Extrinsic Evidence and the Duty to Defend
The insurer’s duty to defend its insured is broad and is generally triggered whenever a complaint against an insured potentially implicates coverage under the policy. Jurisdictions vary as to how they approach the duty to defend. While some states have allowed the insurer and insured to reference prior knowledge and extrinsic facts to determine if the insurer’s duty is triggered, other states have restricted the inquiry to the allegations contained in the underlying complaint.
A recent decision from the Fifth Circuit Court of Appeals further defined the court’s approach to identifying when an insurer’s duty to defend is triggered, and follows a recent trend to allow the use of extrinsic evidence in limited circumstances to determine the insurer’s defense obligations. In Star-Tex Resources, LLC v. Granite State Ins. Co., 2014 U.S. App. LEXIS 365, the court softened Texas’ strict application of the “eight corners” rule and held that where the pleadings contain insufficient information to determine if coverage exists, courts may look to evidence beyond the pleadings to determine if an insurer has a duty to defend.
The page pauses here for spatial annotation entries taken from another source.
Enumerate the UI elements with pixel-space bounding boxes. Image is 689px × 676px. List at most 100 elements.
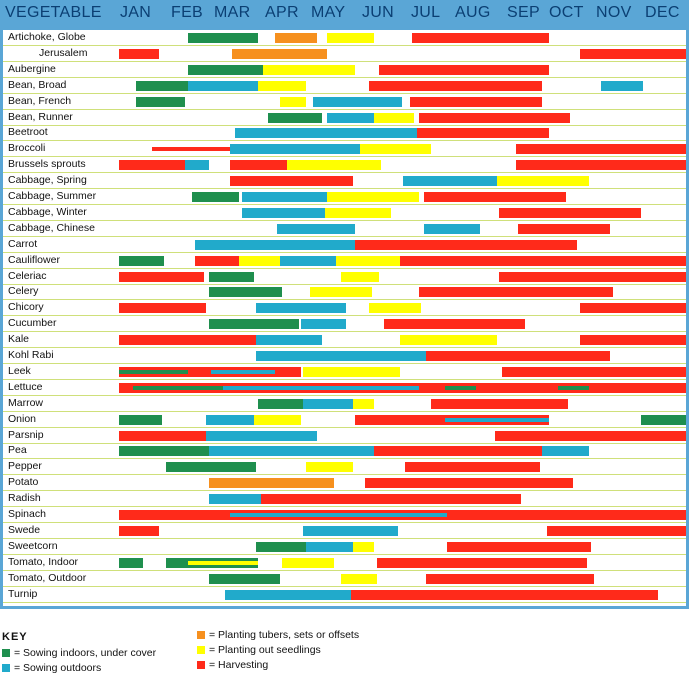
- bar-sow-outdoors: [256, 335, 323, 346]
- bar-sow-indoors: [166, 462, 257, 473]
- vegetable-name: Aubergine: [8, 62, 56, 75]
- bar-sow-outdoors: [187, 80, 259, 91]
- vegetable-row: Lettuce: [3, 380, 686, 396]
- month-label-jun: JUN: [362, 4, 395, 21]
- vegetable-row: Pepper: [3, 459, 686, 476]
- bar-planting-seedlings: [282, 557, 334, 568]
- vegetable-row: Tomato, Outdoor: [3, 571, 686, 587]
- bar-planting-tubers: [232, 48, 327, 59]
- vegetable-name: Cucumber: [8, 317, 57, 330]
- bar-harvesting: [419, 287, 613, 298]
- bar-harvesting: [419, 112, 571, 123]
- vegetable-row: Artichoke, Globe: [3, 30, 686, 46]
- bar-planting-seedlings: [352, 398, 375, 409]
- bar-sow-outdoors: [222, 385, 420, 390]
- bar-planting-seedlings: [279, 96, 306, 107]
- legend-label: = Harvesting: [209, 659, 269, 671]
- bar-sow-indoors: [558, 385, 590, 390]
- bar-harvesting: [119, 430, 212, 441]
- bar-harvesting: [260, 494, 521, 505]
- legend-item-harvesting: = Harvesting: [197, 659, 268, 671]
- bar-harvesting: [515, 160, 686, 171]
- bar-harvesting: [383, 319, 526, 330]
- bar-sow-outdoors: [256, 303, 346, 314]
- bar-harvesting: [230, 176, 353, 187]
- bar-sow-outdoors: [234, 128, 417, 139]
- bar-harvesting: [119, 525, 160, 536]
- bar-planting-seedlings: [341, 271, 379, 282]
- bar-sow-outdoors: [326, 112, 375, 123]
- bar-planting-seedlings: [286, 160, 382, 171]
- bar-sow-outdoors: [208, 446, 375, 457]
- bar-sow-indoors: [258, 398, 304, 409]
- bar-harvesting: [447, 541, 592, 552]
- month-label-jan: JAN: [120, 4, 152, 21]
- bar-sow-indoors: [208, 573, 280, 584]
- bar-sow-indoors: [119, 557, 143, 568]
- bar-planting-seedlings: [263, 64, 356, 75]
- bar-sow-outdoors: [185, 160, 209, 171]
- vegetable-row: Cabbage, Spring: [3, 173, 686, 190]
- vegetable-row: Swede: [3, 523, 686, 539]
- legend-item-sowing-indoors: = Sowing indoors, under cover: [2, 647, 156, 659]
- vegetable-row: Aubergine: [3, 62, 686, 78]
- month-label-feb: FEB: [171, 4, 204, 21]
- bar-harvesting: [409, 96, 542, 107]
- legend-swatch-orange: [197, 631, 205, 639]
- bar-harvesting: [499, 207, 642, 218]
- bar-sow-indoors: [192, 192, 240, 202]
- vegetable-name: Kale: [8, 333, 30, 346]
- bar-harvesting: [369, 80, 542, 91]
- vegetable-name: Bean, Runner: [8, 110, 73, 123]
- bar-planting-seedlings: [310, 287, 372, 298]
- bar-sow-indoors: [119, 414, 162, 425]
- vegetable-row: Tomato, Indoor: [3, 555, 686, 571]
- bar-harvesting: [423, 192, 566, 202]
- bar-harvesting: [364, 478, 573, 489]
- chart-header: VEGETABLE JAN FEB MAR APR MAY JUN JUL AUG SEP OCT N…: [0, 0, 689, 30]
- vegetable-name: Celeriac: [8, 269, 47, 282]
- vegetable-name: Brussels sprouts: [8, 158, 86, 171]
- bar-harvesting: [494, 430, 686, 441]
- legend-label: = Planting tubers, sets or offsets: [209, 629, 360, 641]
- bar-harvesting: [411, 33, 549, 43]
- vegetable-row: Celery: [3, 284, 686, 301]
- bar-harvesting: [515, 144, 686, 155]
- vegetable-row: Cabbage, Chinese: [3, 221, 686, 237]
- legend-item-sowing-outdoors: = Sowing outdoors: [2, 662, 101, 674]
- legend-swatch-green: [2, 649, 10, 657]
- bar-sow-outdoors: [194, 239, 403, 250]
- vegetable-row: Leek: [3, 364, 686, 380]
- bar-harvesting: [430, 398, 568, 409]
- vegetable-name: Turnip: [8, 587, 38, 600]
- bar-sow-outdoors: [312, 96, 403, 107]
- bar-planting-seedlings: [497, 176, 590, 187]
- bar-sow-outdoors: [211, 369, 275, 374]
- bar-harvesting: [119, 271, 205, 282]
- month-label-jul: JUL: [411, 4, 441, 21]
- bar-sow-outdoors: [241, 192, 327, 202]
- bar-planting-seedlings: [303, 366, 401, 377]
- bar-harvesting: [426, 351, 611, 361]
- bar-sow-outdoors: [402, 176, 497, 187]
- month-label-dec: DEC: [645, 4, 680, 21]
- vegetable-name: Cabbage, Winter: [8, 205, 87, 218]
- legend-label: = Planting out seedlings: [209, 644, 321, 656]
- bar-harvesting: [230, 160, 287, 171]
- bar-sow-indoors: [119, 369, 188, 374]
- bar-planting-seedlings: [374, 112, 415, 123]
- bar-harvesting: [518, 223, 611, 234]
- vegetable-name: Parsnip: [8, 428, 44, 441]
- bar-harvesting: [404, 462, 540, 473]
- bar-planting-seedlings: [352, 541, 375, 552]
- column-header-vegetable: VEGETABLE: [5, 4, 102, 21]
- bar-harvesting: [355, 239, 578, 250]
- legend-item-planting-seedlings: = Planting out seedlings: [197, 644, 321, 656]
- bar-sow-outdoors: [423, 223, 481, 234]
- vegetable-name: Pea: [8, 444, 27, 457]
- vegetable-name: Tomato, Outdoor: [8, 571, 87, 584]
- legend-swatch-red: [197, 661, 205, 669]
- bar-planting-seedlings: [359, 144, 431, 155]
- bar-sow-indoors: [133, 385, 223, 390]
Texas has utilized an “eight corners” rule in determining whether an insurer’s duty to defend is triggered, looking only at the terms contained within the “four corners” of the insurance policy and the allegations contained within the “four corners” of the complaint to determine if there is a potential for coverage and thus a duty to defend. “Facts outside the pleadings, even those easily ascertained, are ordinarily not material to the determination and allegations against the insured are liberally construed in favor of coverage.” GuideOne Elite Ins. Co. v. Fielder Rd. Baptist Church, 197 S.W.3d 305 (Tex. 2005). The Texas Supreme Court held that “where the complaint does not state facts sufficient to clearly bring the case within or without coverage… the general rule is that the insurer is obligated to defend if there is, potentially, a case under the complaint within the coverage of the policy.” Zurich Am. Ins. Co. v. Nokia, Inc., 268 S.W.3d 487 (Tex. 2008). Texas courts have generally applied this rule strictly and the state’s highest court has refused to adopt an exception to its eight-corners rule. But the court seemingly left the door open for an exception under the right circumstances by referencing an exception recognized in other states.
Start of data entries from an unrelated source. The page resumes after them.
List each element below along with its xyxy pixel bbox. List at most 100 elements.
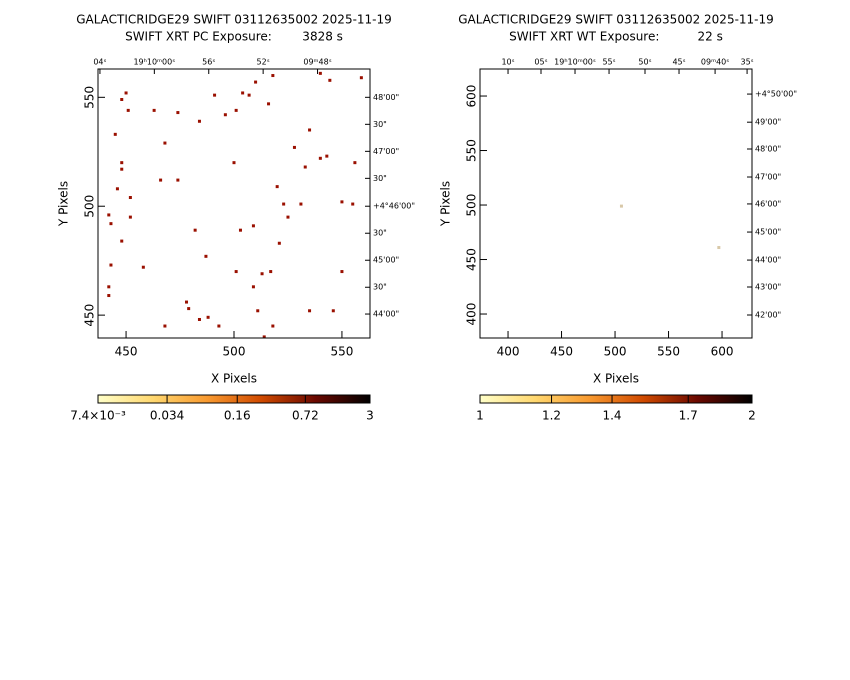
colorbar-tick-label: 7.4×10⁻³ bbox=[70, 409, 126, 423]
source-pixel bbox=[176, 111, 180, 115]
source-pixel bbox=[238, 228, 242, 232]
source-pixel bbox=[193, 228, 197, 232]
source-pixel bbox=[286, 215, 290, 219]
source-pixel bbox=[187, 307, 191, 311]
source-pixel bbox=[234, 108, 238, 112]
x-tick-label: 500 bbox=[223, 345, 246, 359]
colorbar-tick-label: 2 bbox=[748, 409, 756, 423]
chart-title: GALACTICRIDGE29 SWIFT 03112635002 2025-1… bbox=[76, 13, 392, 27]
source-pixel bbox=[308, 128, 312, 132]
dec-tick-label: 45'00" bbox=[755, 228, 781, 237]
source-pixel bbox=[124, 91, 128, 95]
source-pixel bbox=[217, 324, 221, 328]
dec-tick-label: 47'00" bbox=[373, 147, 399, 156]
ra-tick-label: 35ˢ bbox=[740, 58, 753, 67]
chart-subtitle: SWIFT XRT WT Exposure: 22 s bbox=[509, 30, 723, 44]
plot-frame bbox=[479, 68, 753, 339]
source-pixel bbox=[353, 161, 357, 165]
source-pixel bbox=[141, 265, 145, 269]
y-tick-label: 550 bbox=[83, 86, 97, 109]
source-pixel bbox=[120, 161, 124, 165]
source-pixel bbox=[241, 91, 245, 95]
ra-tick-label: 05ˢ bbox=[534, 58, 547, 67]
dec-tick-label: 30" bbox=[373, 174, 387, 183]
colorbar-tick-label: 1 bbox=[476, 409, 484, 423]
dec-tick-label: 46'00" bbox=[755, 199, 781, 208]
ra-tick-label: 10ˢ bbox=[501, 58, 514, 67]
x-tick-label: 550 bbox=[657, 345, 680, 359]
source-pixel bbox=[262, 335, 266, 339]
dec-tick-label: 44'00" bbox=[755, 256, 781, 265]
dec-tick-label: 44'00" bbox=[373, 310, 399, 319]
dec-tick-label: +4°46'00" bbox=[373, 202, 415, 211]
source-pixel bbox=[251, 285, 255, 289]
source-pixel bbox=[176, 178, 180, 182]
ra-tick-label: 04ˢ bbox=[93, 58, 106, 67]
colorbar-tick-label: 0.72 bbox=[292, 409, 319, 423]
y-axis-label: Y Pixels bbox=[439, 181, 453, 227]
source-pixel bbox=[340, 270, 344, 274]
source-pixel bbox=[256, 309, 260, 313]
dec-tick-label: 47'00" bbox=[755, 173, 781, 182]
dec-tick-label: 43'00" bbox=[755, 282, 781, 291]
y-tick-label: 450 bbox=[83, 304, 97, 327]
y-tick-label: 450 bbox=[465, 248, 479, 271]
source-pixel bbox=[308, 309, 312, 313]
source-pixel bbox=[247, 93, 251, 97]
ra-tick-label: 52ˢ bbox=[257, 58, 270, 67]
colorbar-tick-label: 1.4 bbox=[602, 409, 621, 423]
source-pixel bbox=[109, 222, 113, 226]
source-pixel bbox=[120, 239, 124, 243]
source-pixel bbox=[717, 246, 721, 250]
dec-tick-label: 48'00" bbox=[755, 145, 781, 154]
source-pixel bbox=[204, 254, 208, 258]
chart-title: GALACTICRIDGE29 SWIFT 03112635002 2025-1… bbox=[458, 13, 774, 27]
source-pixel bbox=[271, 324, 275, 328]
source-pixel bbox=[128, 196, 132, 200]
y-tick-label: 500 bbox=[465, 194, 479, 217]
source-pixel bbox=[107, 285, 111, 289]
colorbar-tick-label: 0.034 bbox=[150, 409, 184, 423]
y-tick-label: 500 bbox=[83, 195, 97, 218]
source-pixel bbox=[159, 178, 163, 182]
source-pixel bbox=[109, 263, 113, 267]
ra-tick-label: 09ᵐ48ˢ bbox=[303, 58, 331, 67]
source-pixel bbox=[234, 270, 238, 274]
x-tick-label: 400 bbox=[497, 345, 520, 359]
source-pixel bbox=[331, 309, 335, 313]
x-axis-label: X Pixels bbox=[593, 372, 639, 386]
x-tick-label: 550 bbox=[330, 345, 353, 359]
source-pixel bbox=[359, 76, 363, 80]
y-tick-label: 600 bbox=[465, 85, 479, 108]
ra-tick-label: 50ˢ bbox=[638, 58, 651, 67]
source-pixel bbox=[318, 71, 322, 75]
dec-tick-label: 45'00" bbox=[373, 256, 399, 265]
source-pixel bbox=[185, 300, 189, 304]
source-pixel bbox=[206, 315, 210, 319]
x-tick-label: 450 bbox=[115, 345, 138, 359]
source-pixel bbox=[152, 108, 156, 112]
source-pixel bbox=[325, 154, 329, 158]
y-tick-label: 400 bbox=[465, 303, 479, 326]
source-pixel bbox=[113, 132, 117, 136]
source-pixel bbox=[223, 113, 227, 117]
colorbar bbox=[479, 394, 753, 404]
source-pixel bbox=[197, 317, 201, 321]
source-pixel bbox=[163, 141, 167, 145]
ra-tick-label: 45ˢ bbox=[672, 58, 685, 67]
dec-tick-label: 49'00" bbox=[755, 118, 781, 127]
source-pixel bbox=[260, 272, 264, 276]
source-pixel bbox=[232, 161, 236, 165]
x-tick-label: 600 bbox=[711, 345, 734, 359]
colorbar-tick-label: 3 bbox=[366, 409, 374, 423]
dec-tick-label: 30" bbox=[373, 229, 387, 238]
source-pixel bbox=[163, 324, 167, 328]
colorbar-tick-label: 1.7 bbox=[679, 409, 698, 423]
source-pixel bbox=[107, 294, 111, 298]
source-pixel bbox=[299, 202, 303, 206]
ra-tick-label: 55ˢ bbox=[602, 58, 615, 67]
dec-tick-label: 42'00" bbox=[755, 311, 781, 320]
dec-tick-label: +4°50'00" bbox=[755, 90, 797, 99]
y-tick-label: 550 bbox=[465, 139, 479, 162]
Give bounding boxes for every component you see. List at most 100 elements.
The Fifth Circuit capitalized on the loose references from the Texas Supreme Court and decided that Texas law supported a limited exception to the eight-corners rule and that the facts in Star-Tex were ripe for applying that exception. The court recognized the general rule in Texas, and despite direction from the Texas Supreme Court to “resolve all doubts regarding the duty to defend in favor of the duty… and to construe pleadings liberally,” the Fifth Circuit departed from this directive, finding that in this case the factual allegations in the pleadings were so limited that it could not determine if the claim would be covered.
According to the court, the pleadings triggered a potential exclusion in the policy but contained no further details and lacked crucial facts relating to causation. The court reasoned that the circumstances favored application of the narrow exception previously referenced by the Texas Supreme Court, though never adopted. The exception permits the use of extrinsic evidence but “only when it is initially impossible to discern whether coverage is potentially implicated and when the extrinsic evidence goes solely to a fundamental issue of coverage which does not overlap with the merits of or engage the truth or falsity of any facts alleged in the underlying case.” Within these limited parameters, the court added some flexibility to the rule and rounded out the facts, enabling it to better analyze the policy exclusion at issue and ultimately relieve the insurer of its duty to defend.
While courts appear to be favoring certain reasonable exceptions, those exceptions remain limited and some courts are working to prevent the complete erosion of the eight-corners rule. In Bresee Homes v. Farmers Ins. Exchange, 293 P.3d 1036 (Ore. 2012), the Oregon Supreme Court refused to acknowledge an exception to its eight-corners rule on the basis of ambiguity in the complaint and stated that the analysis should focus solely on the “policy and the underlying complaint” with “any ambiguity concerning potential coverage [being] resolved in favor of the insured.”
As courts continue to refine their analyses regarding extrinsic evidence and an insurer’s duty to defend, insurers should understand the limited exceptions that may be available for otherwise strictly applied rules. While many jurisdictions continue to look primarily at the pleadings, the recognized exceptions can be beneficial to defining the parties’ obligations, particularly as courts become more receptive to reasonably tailored exceptions.